Thamnolia taurica

Scientific classification
- Kingdom: Fungi
- Division: Ascomycota
- Class: Lecanoromycetes
- Order: Pertusariales
- Family: Icmadophilaceae
- Genus: Thamnolia
- Species: T. taurica
- Binomial name: Thamnolia taurica (Wulfen) A.Massal. (1856)
- Synonyms: List Lichen tauricus Wulfen (1789) ; Cladonia taurica (Wulfen) Hoffm. (1794) ; Baeomyces vermicularis var. tauricus (Wulfen) Ach. (1803) ; Cenomyce taurica (Wulfen) Röhl. (1813) ; Cenomyce vermicularis f. taurica (Wulfen) Ach. (1814) ; Pycnothelia taurica (Wulfen) Dufour (1821) ; Cladonia vermicularis var. taurica (Wulfen) Schaer. (1823) ; Cladonia vermicularis f. taurica (Wulfen) Flörke (1828) ; Cenomyce vermicularis var. taurica (Wulfen) Duby (1830) ; Cladonia subuliformis var. taurica (Wulfen) Tuck. (1839) ; Thamnolia vermicularis var. taurica (Wulfen) Schaer. (1850) ; Cladonia amaurocraea var. taurica (Wulfen) Körb. (1855) ; Cladonia amaurocraea f. taurica (Wulfen) Hepp (1857) ; Thamnolia vermicularis f. taurica (Wulfen) Arnold (1887) ; Cerania vermicularis var. taurica (Wulfen) A.L.Sm. (1918) ; Thamnolia vermicularis subsp. taurica (Wulfen) P.M.Jørg. (2019) ;

= Thamnolia taurica =

- Authority: (Wulfen) A.Massal. (1856)
- Synonyms: Collapsible list |Lichen tauricus |Cladonia taurica |Baeomyces vermicularis var. tauricus |Cenomyce taurica |Cenomyce vermicularis f. taurica |Pycnothelia taurica |Cladonia vermicularis var. taurica |Cladonia vermicularis f. taurica |Cenomyce vermicularis var. taurica |Cladonia subuliformis var. taurica |Thamnolia vermicularis var. taurica |Cladonia amaurocraea var. taurica |Cladonia amaurocraea f. taurica |Thamnolia vermicularis f. taurica |Cerania vermicularis var. taurica |Thamnolia vermicularis subsp. taurica

Species of lichen-forming fungus

Thamnolia taurica is a species of lichen in the family Icmadophilaceae. This alpine lichen forms pale, worm-like structures and occurs in high mountain habitats of the eastern Alps, Tatra Mountains, and western Carpathians. Molecular studies have shown it to be genetically distinct from other whiteworm lichens, having diverged from related lineages between 0.6 and 4.1 million years ago.

==Taxonomy==
The lichen was first scientifically described in 1789 by Franz Xaver von Wulfen. Abramo Bartolommeo Massalongo reclassified it in Thamnolia in 1856.

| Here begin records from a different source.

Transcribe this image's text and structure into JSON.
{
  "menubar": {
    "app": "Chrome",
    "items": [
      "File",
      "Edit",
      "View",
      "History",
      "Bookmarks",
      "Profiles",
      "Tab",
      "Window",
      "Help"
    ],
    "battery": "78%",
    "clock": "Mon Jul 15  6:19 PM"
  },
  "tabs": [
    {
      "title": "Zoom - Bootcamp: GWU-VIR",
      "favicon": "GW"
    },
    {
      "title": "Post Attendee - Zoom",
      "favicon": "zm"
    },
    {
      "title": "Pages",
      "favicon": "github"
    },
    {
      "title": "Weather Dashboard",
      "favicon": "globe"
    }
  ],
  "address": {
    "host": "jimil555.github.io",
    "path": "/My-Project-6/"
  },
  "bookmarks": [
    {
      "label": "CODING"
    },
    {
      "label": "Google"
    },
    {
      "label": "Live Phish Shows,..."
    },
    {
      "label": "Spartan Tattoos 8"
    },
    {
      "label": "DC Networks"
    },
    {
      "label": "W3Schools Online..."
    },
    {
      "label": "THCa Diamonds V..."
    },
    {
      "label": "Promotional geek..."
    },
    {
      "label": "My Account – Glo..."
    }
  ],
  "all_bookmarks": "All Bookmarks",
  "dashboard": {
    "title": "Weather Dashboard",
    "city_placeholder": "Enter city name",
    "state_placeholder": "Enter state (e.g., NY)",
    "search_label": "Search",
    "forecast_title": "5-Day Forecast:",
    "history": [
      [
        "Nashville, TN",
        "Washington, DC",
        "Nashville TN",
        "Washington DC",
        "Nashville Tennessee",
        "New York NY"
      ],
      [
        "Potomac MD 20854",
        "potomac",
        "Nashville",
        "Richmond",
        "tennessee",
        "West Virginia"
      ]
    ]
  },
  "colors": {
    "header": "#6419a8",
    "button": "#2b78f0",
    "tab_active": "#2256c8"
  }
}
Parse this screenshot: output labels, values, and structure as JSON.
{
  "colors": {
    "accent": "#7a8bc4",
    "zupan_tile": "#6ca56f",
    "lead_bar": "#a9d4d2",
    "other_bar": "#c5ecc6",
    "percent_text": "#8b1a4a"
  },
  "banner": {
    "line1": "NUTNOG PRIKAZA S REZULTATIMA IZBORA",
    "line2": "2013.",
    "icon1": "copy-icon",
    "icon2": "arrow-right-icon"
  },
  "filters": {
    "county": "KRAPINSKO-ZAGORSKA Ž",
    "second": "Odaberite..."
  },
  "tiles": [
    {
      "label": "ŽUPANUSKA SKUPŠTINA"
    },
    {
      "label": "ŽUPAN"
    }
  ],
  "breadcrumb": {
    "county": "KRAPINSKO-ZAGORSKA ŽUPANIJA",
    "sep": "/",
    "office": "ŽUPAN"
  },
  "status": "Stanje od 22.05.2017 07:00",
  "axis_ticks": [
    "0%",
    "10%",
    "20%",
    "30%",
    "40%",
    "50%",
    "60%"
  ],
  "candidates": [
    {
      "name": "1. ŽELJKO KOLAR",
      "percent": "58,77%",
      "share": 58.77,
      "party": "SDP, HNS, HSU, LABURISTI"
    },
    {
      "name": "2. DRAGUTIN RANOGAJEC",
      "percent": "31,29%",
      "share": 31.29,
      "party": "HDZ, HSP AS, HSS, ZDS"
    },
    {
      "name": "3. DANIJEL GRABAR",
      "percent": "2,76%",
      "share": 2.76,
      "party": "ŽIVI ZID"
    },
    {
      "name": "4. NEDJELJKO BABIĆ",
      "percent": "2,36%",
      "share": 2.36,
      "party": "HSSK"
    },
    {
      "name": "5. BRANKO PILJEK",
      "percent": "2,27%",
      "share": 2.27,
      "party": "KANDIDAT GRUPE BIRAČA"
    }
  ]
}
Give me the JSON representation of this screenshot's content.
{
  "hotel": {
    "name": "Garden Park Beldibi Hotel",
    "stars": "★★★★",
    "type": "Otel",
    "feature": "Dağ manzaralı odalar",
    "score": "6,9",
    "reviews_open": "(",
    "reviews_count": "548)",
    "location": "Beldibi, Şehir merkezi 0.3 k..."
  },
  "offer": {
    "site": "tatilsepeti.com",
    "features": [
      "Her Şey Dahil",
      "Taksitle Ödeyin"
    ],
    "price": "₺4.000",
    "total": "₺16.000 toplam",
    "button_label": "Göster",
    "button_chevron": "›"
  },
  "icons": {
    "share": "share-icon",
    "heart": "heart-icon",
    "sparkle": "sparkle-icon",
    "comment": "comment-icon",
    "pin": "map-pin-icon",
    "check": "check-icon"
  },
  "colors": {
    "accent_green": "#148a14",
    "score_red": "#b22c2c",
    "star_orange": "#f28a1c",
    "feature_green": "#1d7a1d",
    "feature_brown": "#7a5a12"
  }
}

Thamnolia taurica is one of the lineages within the "whiteworm" lichens that were long treated under a broad concept of Thamnolia vermicularis. In older treatments, taxa in this group were separated using a small set of thallus characters (such as hollow versus solid thalli, overall shape, and branching) alongside secondary chemistry. Two main chemotypes were often emphasized: one producing thamnolic (and decarboxythamnolic) acid and showing no reaction under ultraviolet light (UV–), and another producing squamatic and baeomycesic acids that fluoresce yellow (UV+ yellow). Because these traits do not consistently coincide, the taxonomy was disputed for decades; between 1850 and 2020, 67 names were published in Thamnolia, and the epithet taurica has been applied at several ranks (as a form, variety, subspecies, and species) in different classifications.

DNA-based work has reframed the complex by identifying three main lineages: a widespread lineage, a subarctic lineage, and an alpine lineage restricted to the Alps. The alpine lineage was at first treated as T. vermicularis in the strict sense, but later typification work applied the name T. taurica to it, with some authors preferring a subspecies treatment. In their synthesis, Robert Lücking and co-authors argue that the depth of genetic separation and the lack of evidence for gene flow between lineages best fits recognition at species rank, and they therefore accept T. taurica as the species corresponding to the alpine lineage; it appears to have diverged from the subarctic lineage roughly 0.6–4.1 million years ago, and both lineages split earlier from the widespread lineage. Although sexual reproduction has not been observed in living Thamnolia, molecular data show signals consistent with past recombination within lineages but not between them, supporting their interpretation as distinct species.

==Habitat and distribution==

Thamnolia taurica occurs in high-alpine habitats and is known from the eastern Alps, the Tatra Mountains, and the western Carpathian Mountains. Although it has been recorded in Alaska, that record is thought to probably refer to T. vermicularis.